How to Win in Today’s Battle for Deposits
December 1, 2023 | 1 min read
In a time when financial resources are plenty and open data is becoming more accessible, why do one-third of consumers feel financial providers don’t do enough? Financial institutions and fintechs must work to build solutions and awareness that prioritize financial wellness that reach the majority of consumers, instead of the few.
A panel of industry experts discussed leveraging technology to personalize financial experiences, the benefits of value-based saving, and how to measure the return on consumer relationships at this year’s Money Experience Summit.
Building financial strength is a continuous process, not a one-time event. This, paired with the ever-evolving landscape of the financial ecosystem, has inspired organizations to focus on continuous learning, personalized investment frameworks, and employer-driven initiatives to support consumers with ongoing, engaging experiences. Finding creative solutions to actively shape the financial well-being of these individuals is key as consumers navigate the complexities of financial health.
A large part of financial wellness is dependent on establishing goals or creating value-based wealth management. By optimizing goals and shifting the risk paradigm, this approach considers emotional concerns about achieving life milestones, like sending a child to college or purchasing a home. By creating a personalized portfolio and actional advice, consumers can more easily work towards the objectives they’ve identified as priorities. This emotional intelligence also comes into play in organizations' product development process. In today’s age of hyper-personalization, the importance of curating and analyzing user data is key.

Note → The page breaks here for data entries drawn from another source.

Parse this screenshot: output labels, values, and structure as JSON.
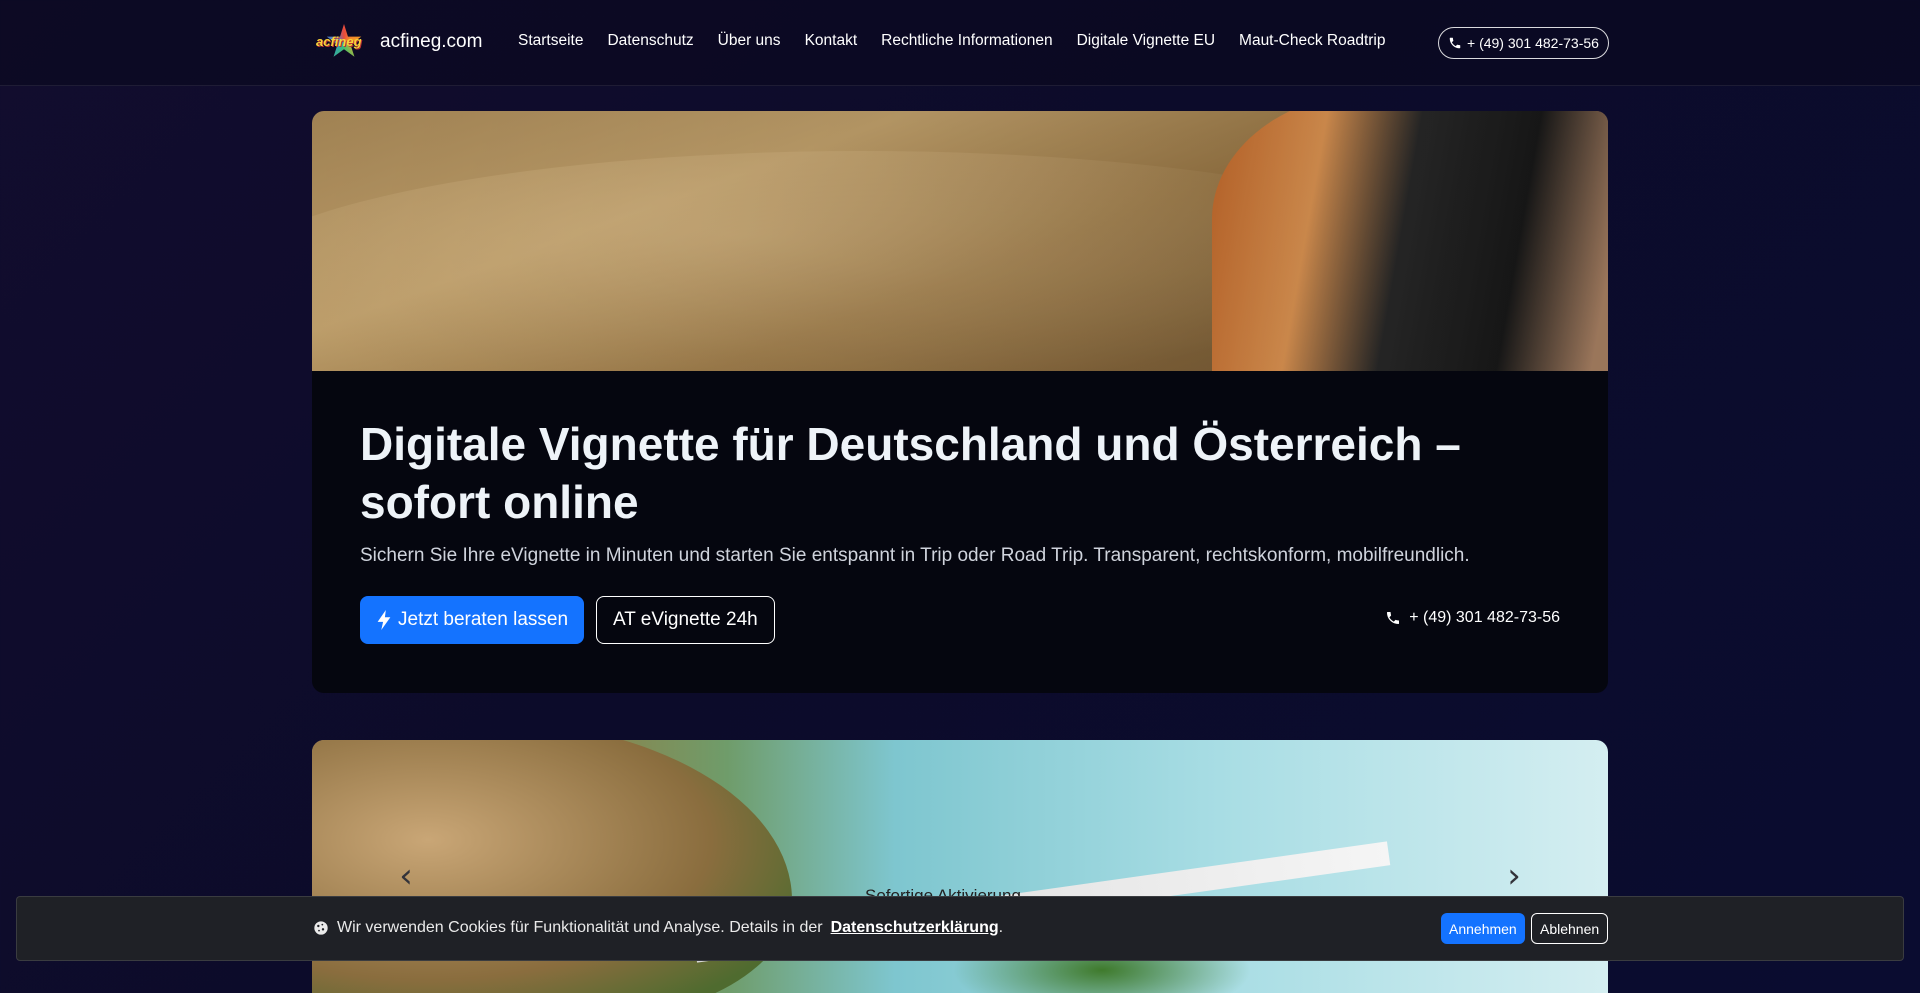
{
  "header": {
    "logo_text": "acfineg",
    "brand": "acfineg.com",
    "nav": [
      "Startseite",
      "Datenschutz",
      "Über uns",
      "Kontakt",
      "Rechtliche Informationen",
      "Digitale Vignette EU",
      "Maut-Check Roadtrip"
    ],
    "phone": "+ (49) 301 482-73-56"
  },
  "hero": {
    "title": "Digitale Vignette für Deutschland und Österreich – sofort online",
    "subtitle": "Sichern Sie Ihre eVignette in Minuten und starten Sie entspannt in Trip oder Road Trip. Transparent, rechtskonform, mobilfreundlich.",
    "primary_button": "Jetzt beraten lassen",
    "secondary_button": "AT eVignette 24h",
    "phone": "+ (49) 301 482-73-56"
  },
  "carousel": {
    "caption": "Sofortige Aktivierung",
    "prev_icon": "chevron-left-icon",
    "next_icon": "chevron-right-icon"
  },
  "cookie": {
    "text": "Wir verwenden Cookies für Funktionalität und Analyse. Details in der",
    "link": "Datenschutzerklärung",
    "suffix": ".",
    "accept": "Annehmen",
    "decline": "Ablehnen"
  },
  "colors": {
    "accent": "#1473ff",
    "background": "#0c0b2a",
    "panel": "#05060f",
    "cookie_bg": "#1f2126"
  }
}
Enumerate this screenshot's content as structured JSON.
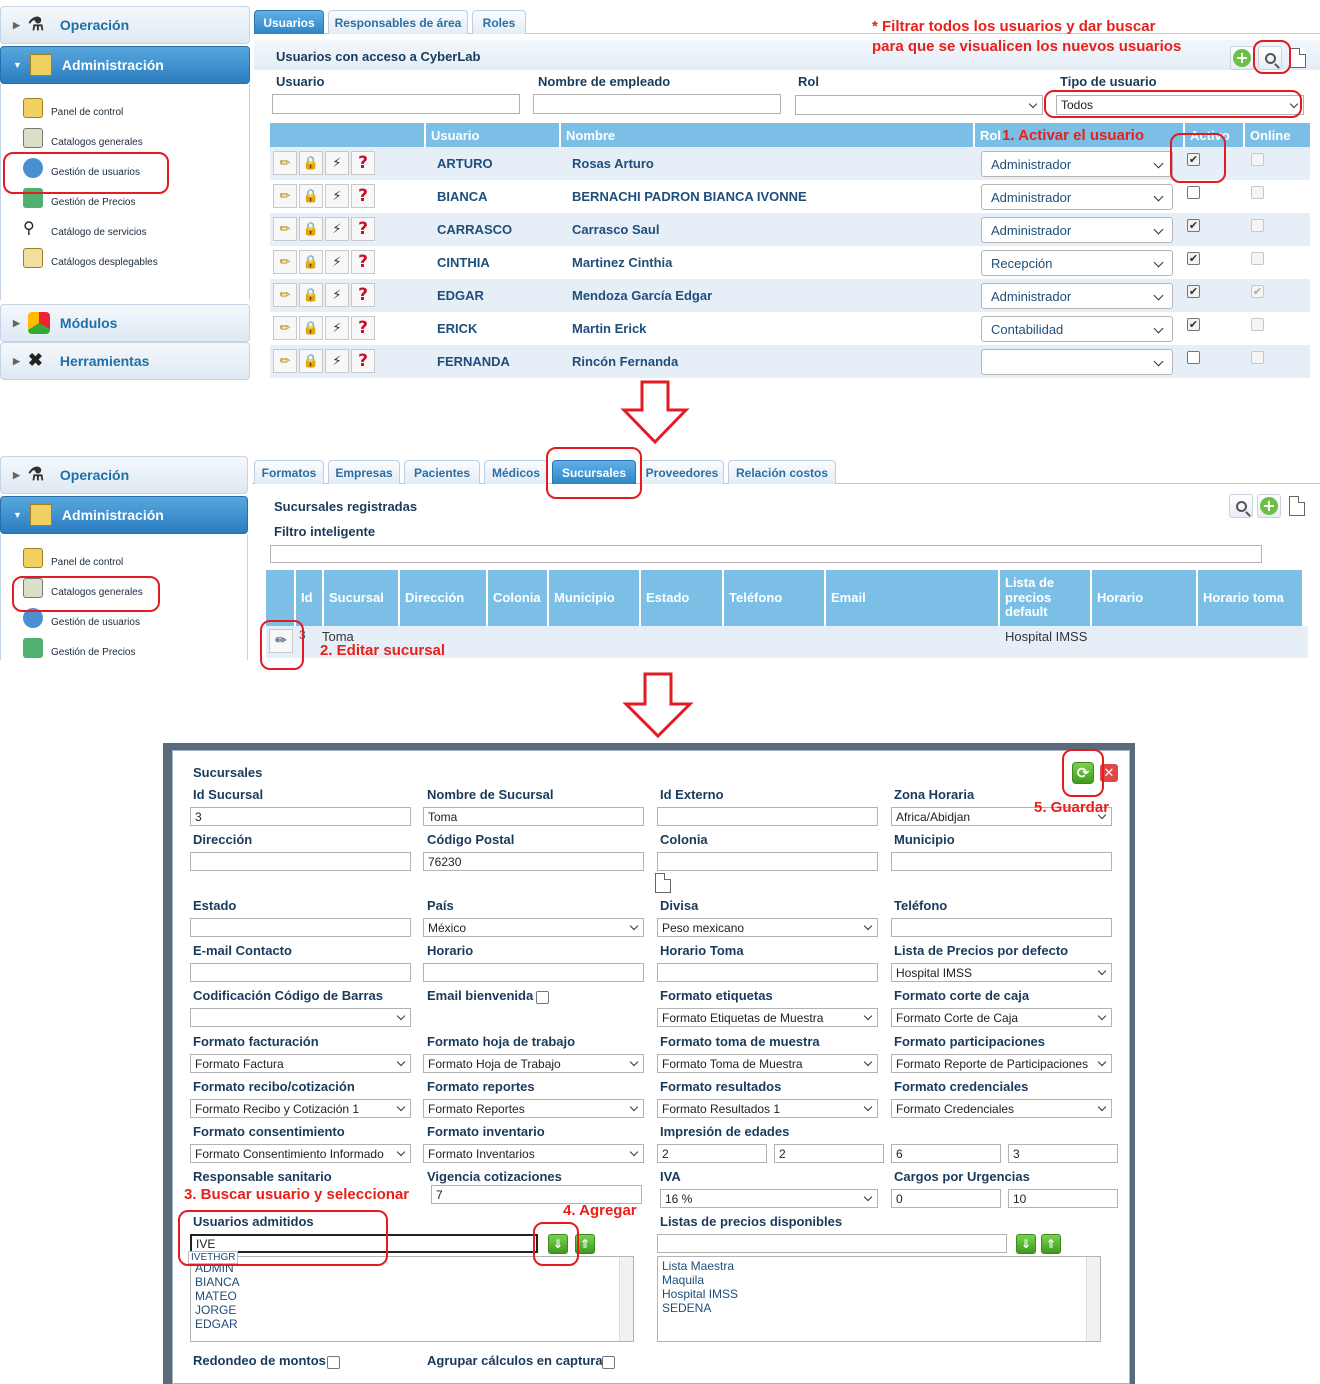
{
  "sidebar": {
    "operacion": "Operación",
    "administracion": "Administración",
    "modulos": "Módulos",
    "herramientas": "Herramientas",
    "items": [
      "Panel de control",
      "Catalogos generales",
      "Gestión de usuarios",
      "Gestión de Precios",
      "Catálogo de servicios",
      "Catálogos desplegables"
    ]
  },
  "users_panel": {
    "tabs": [
      "Usuarios",
      "Responsables de área",
      "Roles"
    ],
    "title": "Usuarios con acceso a CyberLab",
    "filters": {
      "usuario_label": "Usuario",
      "nombre_label": "Nombre de empleado",
      "rol_label": "Rol",
      "tipo_label": "Tipo de usuario",
      "tipo_value": "Todos"
    },
    "columns": [
      "Usuario",
      "Nombre",
      "Rol",
      "Activo",
      "Online"
    ],
    "rows": [
      {
        "usuario": "ARTURO",
        "nombre": "Rosas Arturo",
        "rol": "Administrador",
        "activo": true,
        "online": false
      },
      {
        "usuario": "BIANCA",
        "nombre": "BERNACHI PADRON BIANCA IVONNE",
        "rol": "Administrador",
        "activo": false,
        "online": false
      },
      {
        "usuario": "CARRASCO",
        "nombre": "Carrasco Saul",
        "rol": "Administrador",
        "activo": true,
        "online": false
      },
      {
        "usuario": "CINTHIA",
        "nombre": "Martinez Cinthia",
        "rol": "Recepción",
        "activo": true,
        "online": false
      },
      {
        "usuario": "EDGAR",
        "nombre": "Mendoza García Edgar",
        "rol": "Administrador",
        "activo": true,
        "online": true
      },
      {
        "usuario": "ERICK",
        "nombre": "Martin Erick",
        "rol": "Contabilidad",
        "activo": true,
        "online": false
      },
      {
        "usuario": "FERNANDA",
        "nombre": "Rincón Fernanda",
        "rol": "",
        "activo": false,
        "online": false
      }
    ]
  },
  "branches_panel": {
    "tabs": [
      "Formatos",
      "Empresas",
      "Pacientes",
      "Médicos",
      "Sucursales",
      "Proveedores",
      "Relación costos"
    ],
    "title": "Sucursales registradas",
    "filter_label": "Filtro inteligente",
    "columns": [
      "Id",
      "Sucursal",
      "Dirección",
      "Colonia",
      "Municipio",
      "Estado",
      "Teléfono",
      "Email",
      "Lista de precios default",
      "Horario",
      "Horario toma"
    ],
    "row": {
      "id": "3",
      "sucursal": "Toma",
      "lista": "Hospital IMSS"
    }
  },
  "modal": {
    "title": "Sucursales",
    "fields": {
      "id_sucursal": {
        "label": "Id Sucursal",
        "value": "3"
      },
      "nombre": {
        "label": "Nombre de Sucursal",
        "value": "Toma"
      },
      "id_externo": {
        "label": "Id Externo",
        "value": ""
      },
      "zona": {
        "label": "Zona Horaria",
        "value": "Africa/Abidjan"
      },
      "direccion": {
        "label": "Dirección",
        "value": ""
      },
      "cp": {
        "label": "Código Postal",
        "value": "76230"
      },
      "colonia": {
        "label": "Colonia",
        "value": ""
      },
      "municipio": {
        "label": "Municipio",
        "value": ""
      },
      "estado": {
        "label": "Estado",
        "value": ""
      },
      "pais": {
        "label": "País",
        "value": "México"
      },
      "divisa": {
        "label": "Divisa",
        "value": "Peso mexicano"
      },
      "telefono": {
        "label": "Teléfono",
        "value": ""
      },
      "email": {
        "label": "E-mail Contacto",
        "value": ""
      },
      "horario": {
        "label": "Horario",
        "value": ""
      },
      "horario_toma": {
        "label": "Horario Toma",
        "value": ""
      },
      "lista_precios": {
        "label": "Lista de Precios por defecto",
        "value": "Hospital IMSS"
      },
      "codificacion": {
        "label": "Codificación Código de Barras",
        "value": ""
      },
      "email_bienvenida": {
        "label": "Email bienvenida"
      },
      "formato_etiquetas": {
        "label": "Formato etiquetas",
        "value": "Formato Etiquetas de Muestra"
      },
      "formato_corte": {
        "label": "Formato corte de caja",
        "value": "Formato Corte de Caja"
      },
      "formato_facturacion": {
        "label": "Formato facturación",
        "value": "Formato Factura"
      },
      "formato_hoja": {
        "label": "Formato hoja de trabajo",
        "value": "Formato Hoja de Trabajo"
      },
      "formato_toma": {
        "label": "Formato toma de muestra",
        "value": "Formato Toma de Muestra"
      },
      "formato_participaciones": {
        "label": "Formato participaciones",
        "value": "Formato Reporte de Participaciones"
      },
      "formato_recibo": {
        "label": "Formato recibo/cotización",
        "value": "Formato Recibo y Cotización 1"
      },
      "formato_reportes": {
        "label": "Formato reportes",
        "value": "Formato Reportes"
      },
      "formato_resultados": {
        "label": "Formato resultados",
        "value": "Formato Resultados 1"
      },
      "formato_credenciales": {
        "label": "Formato credenciales",
        "value": "Formato Credenciales"
      },
      "formato_consentimiento": {
        "label": "Formato consentimiento",
        "value": "Formato Consentimiento Informado"
      },
      "formato_inventario": {
        "label": "Formato inventario",
        "value": "Formato Inventarios"
      },
      "impresion_edades": {
        "label": "Impresión de edades",
        "values": [
          "2",
          "2",
          "6",
          "3"
        ]
      },
      "responsable": {
        "label": "Responsable sanitario"
      },
      "vigencia": {
        "label": "Vigencia cotizaciones",
        "value": "7"
      },
      "iva": {
        "label": "IVA",
        "value": "16 %"
      },
      "cargos": {
        "label": "Cargos por Urgencias",
        "values": [
          "0",
          "10"
        ]
      },
      "usuarios": {
        "label": "Usuarios admitidos",
        "search": "IVE",
        "suggestion": "IVETHGR",
        "list": [
          "ADMIN",
          "BIANCA",
          "MATEO",
          "JORGE",
          "EDGAR"
        ]
      },
      "listas": {
        "label": "Listas de precios disponibles",
        "list": [
          "Lista Maestra",
          "Maquila",
          "Hospital IMSS",
          "SEDENA"
        ]
      },
      "redondeo": {
        "label": "Redondeo de montos"
      },
      "agrupar": {
        "label": "Agrupar cálculos en captura"
      }
    }
  },
  "annotations": {
    "filtrar_1": "* Filtrar  todos los usuarios y dar buscar",
    "filtrar_2": "para que se visualicen los nuevos usuarios",
    "step1": "1. Activar el usuario",
    "step2": "2. Editar sucursal",
    "step3": "3. Buscar usuario y seleccionar",
    "step4": "4. Agregar",
    "step5": "5. Guardar"
  },
  "colors": {
    "accent": "#2d84c8",
    "header": "#7cbfe6",
    "annotation": "#e31b23",
    "save": "#3f9a22"
  }
}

Despite advancements in data and artificial intelligence, the human touch remains pivotal. This emphasis on deeper integration of the human element in financial programs will foster genuine connections and user engagement. One element of this is empowering consumers to budget effectively and save strategically by incorporating data that provides them with a comprehensive view of their financial landscape. Another concept is establishing employer-sponsored emergency savings to help users safeguard unforeseen expenses and create a pathway to start saving for retirement. As the industry continues to innovate, the intersection of empathy and technology emerges as a driving force, promising a more holistic and user-centric approach to financial well-being.
Tying financial wellness programs to profit-centric motives undermines the purpose — which is not client acquisition but rather to strengthen consumer relationships. With return on investment (ROI) measured through the lens of strengthening individual relationships, organizations are able to more easily focus on outcomes.